I am reading the book Simulation and Inference for Stochastic Differential Equations with R Examples. In the middle of page 44, there is a solution for $X_t e^{\theta_2t}$. I couldn't derive the same result.
According to the book, $$ dX_t = (\theta_1-\theta_2X_t)dt + \theta_3 dW_t, ~~X_0=x_0 $$ with $\theta_3\in \mathbb{R}_+$ and $\theta_1$,$\theta_2 \in \mathbb{R}$.

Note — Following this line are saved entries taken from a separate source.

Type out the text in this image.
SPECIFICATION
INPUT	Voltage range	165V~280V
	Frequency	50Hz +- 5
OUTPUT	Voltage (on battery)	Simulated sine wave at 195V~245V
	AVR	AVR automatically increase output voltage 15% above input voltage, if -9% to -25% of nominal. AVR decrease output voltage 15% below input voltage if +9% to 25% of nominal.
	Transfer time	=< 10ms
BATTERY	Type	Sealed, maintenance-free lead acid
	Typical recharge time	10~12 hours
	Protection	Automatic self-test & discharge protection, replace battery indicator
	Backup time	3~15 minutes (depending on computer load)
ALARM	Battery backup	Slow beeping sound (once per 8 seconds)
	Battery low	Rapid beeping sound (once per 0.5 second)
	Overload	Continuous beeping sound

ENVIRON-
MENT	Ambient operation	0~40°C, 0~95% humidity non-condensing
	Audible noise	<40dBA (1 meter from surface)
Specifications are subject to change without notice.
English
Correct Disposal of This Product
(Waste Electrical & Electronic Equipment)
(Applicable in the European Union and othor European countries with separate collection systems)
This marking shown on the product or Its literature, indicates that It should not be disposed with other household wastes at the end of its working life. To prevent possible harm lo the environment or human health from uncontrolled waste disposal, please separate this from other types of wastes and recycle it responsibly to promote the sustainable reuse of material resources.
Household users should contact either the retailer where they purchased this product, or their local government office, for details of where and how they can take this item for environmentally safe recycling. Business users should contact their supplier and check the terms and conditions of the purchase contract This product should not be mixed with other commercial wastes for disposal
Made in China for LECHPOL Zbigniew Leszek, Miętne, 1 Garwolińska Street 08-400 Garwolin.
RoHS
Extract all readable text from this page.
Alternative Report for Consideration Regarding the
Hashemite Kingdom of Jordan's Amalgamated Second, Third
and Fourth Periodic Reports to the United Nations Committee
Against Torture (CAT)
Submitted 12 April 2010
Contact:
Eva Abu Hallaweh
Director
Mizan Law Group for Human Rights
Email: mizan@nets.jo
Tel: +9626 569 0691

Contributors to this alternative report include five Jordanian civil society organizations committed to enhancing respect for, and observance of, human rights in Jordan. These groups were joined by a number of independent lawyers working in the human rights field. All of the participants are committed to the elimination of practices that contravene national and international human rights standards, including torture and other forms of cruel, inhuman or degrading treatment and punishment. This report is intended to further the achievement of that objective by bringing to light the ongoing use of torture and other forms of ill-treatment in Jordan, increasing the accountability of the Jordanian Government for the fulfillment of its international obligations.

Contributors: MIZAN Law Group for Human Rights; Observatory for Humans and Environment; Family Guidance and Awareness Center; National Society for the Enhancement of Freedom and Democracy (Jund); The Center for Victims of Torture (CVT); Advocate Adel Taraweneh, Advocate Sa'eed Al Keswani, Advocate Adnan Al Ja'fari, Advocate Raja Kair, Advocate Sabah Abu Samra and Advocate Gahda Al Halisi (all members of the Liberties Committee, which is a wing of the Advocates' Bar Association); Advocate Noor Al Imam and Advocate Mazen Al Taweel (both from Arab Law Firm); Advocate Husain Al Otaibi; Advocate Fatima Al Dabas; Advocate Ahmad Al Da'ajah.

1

We choose $f(t,x) = x~e^{\theta_2 t}$, and its first derivative with respect to $t$, its first derivative with respect to $x$, and its second derivative with respect to $x$ are $$ f_t(t,x) = \theta_2~f(t,x) $$
$$ f_x(t,x) = e^{\theta_2 t} $$
$$ f_{xx} (t,x) = 0 $$
The solution from the book is $$ X_t e^{\theta_2 t} = f(t,X_t)=f(0,X_0)+\int_{0}^{t}\theta_2X_ue^{\theta_2u}du+\int_{0}^{t}e^{\theta_2u}dX_u $$ $$ =x_0 + \int_{0}^{t}\theta_2 X_u e^{\theta_2u}du+\int_{0}^{t}e^{\theta_2u}\big\{(\theta_1 - \theta_2X_u)du + \theta_3 dW_u \big\} $$ $$ =x_0+\frac{\theta_1}{\theta_2}\big(e^{\theta_2 t} -1\big) + \theta_3 \int_{0}^{t}e^{\theta_2 u} dW_u $$
But my solution is
$$ X_t e^{\theta_2 t} = f(t,X_t)=f(0,X_0)+\int_{0}^{t}\theta_2X_ue^{\theta_2u}du+\int_{0}^{t}e^{\theta_2u}dX_u $$ $$ =x_0 + \int_{0}^{t}\theta_2 X_u e^{\theta_2u}du+\int_{0}^{t}e^{\theta_2u}\big\{(\theta_1 - \theta_2X_u)du + \theta_3 dW_u \big\} $$ $$ =x_0+ \int_{0}^{t}e^{\theta_2 u} \theta_1 du + \theta_3 \int_{0}^{t}e^{\theta_2 u} dW_u $$ $$ = x_0+ e^{\theta_2 t} \theta_1 t + \theta_3 \int_{0}^{t}e^{\theta_2 u} dW_u $$
What is my mistake?
Thanks!
In the very last line you didn't calculate the integral
$$\int_0^t e^{\theta_2 u} \theta_1 \, du$$
correctly. Note that
$$\int_0^t e^{\theta_2 u} \theta_1 \, du= \frac{\theta_1}{\theta_2} (e^{\theta_2 t}-1).$$